Ma refers to TurboVax as “his baby” but is quick to stress that anyone with coding abilities could have done it. More difficult — and important — was speaking out. The idea that he’d be giving an interview about “meaty issues like racism” was something he could never have imagined: “It’s way above my pay grade,” he says. “But I spoke up when I had the opportunity. I think you never really know what the impact is unless you try.”

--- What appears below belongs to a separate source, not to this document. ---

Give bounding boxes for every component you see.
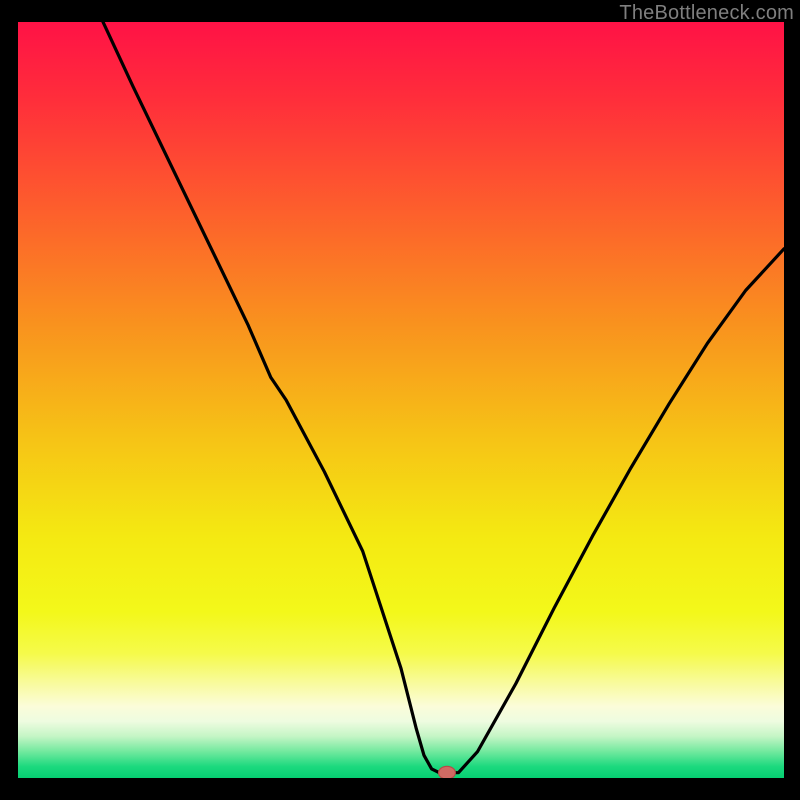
chart-stage: TheBottleneck.com (0, 0, 800, 800)
minimum-marker (439, 766, 456, 778)
plot-area (18, 22, 784, 778)
plot-svg (18, 22, 784, 778)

For now, he’s taken a break from his day job at Airbnb to run TurboVax full time with the goal to open-source the code so people everywhere can replicate it. (He has no plans to monetize it, although one wicked friend has been pressuring him to sell “Vax Daddy” merch.)
But most of all, Ma wants to get back to his normal life; he misses hollering “Mr. Brightside” at karaoke at Asia Roma in Chinatown and playing soccer without a mask. His post-vaccination fantasy is the same as mine: “Go to a random house party, crack open a beer, and stand around talking to my two friends the entire night.” And once all the vaccines are distributed? TurboVax will simply pivot to bike-lane advocacy.
When asked if the last few months have changed him, Ma jokes that he maybe lost some weight and gained some Twitter followers. But on a more serious note: He’s happy that he can show everyone that his mom, who raised him alone after his dad died when Huge was in high school, did a “decent” job. And he’s happy to have done a service for his city.
“If you were to tell me from the very beginning that I would have helped a hundred people get their vaccines, I would have been ecstatic… At this point, it’s tens of thousands. It could be hundreds of thousands,” he says with a shrug. “I would like to think that once it’s all said and done that I’ve made a meaningful difference in the lives of many New Yorkers. That never would have happened if I just didn’t do it.”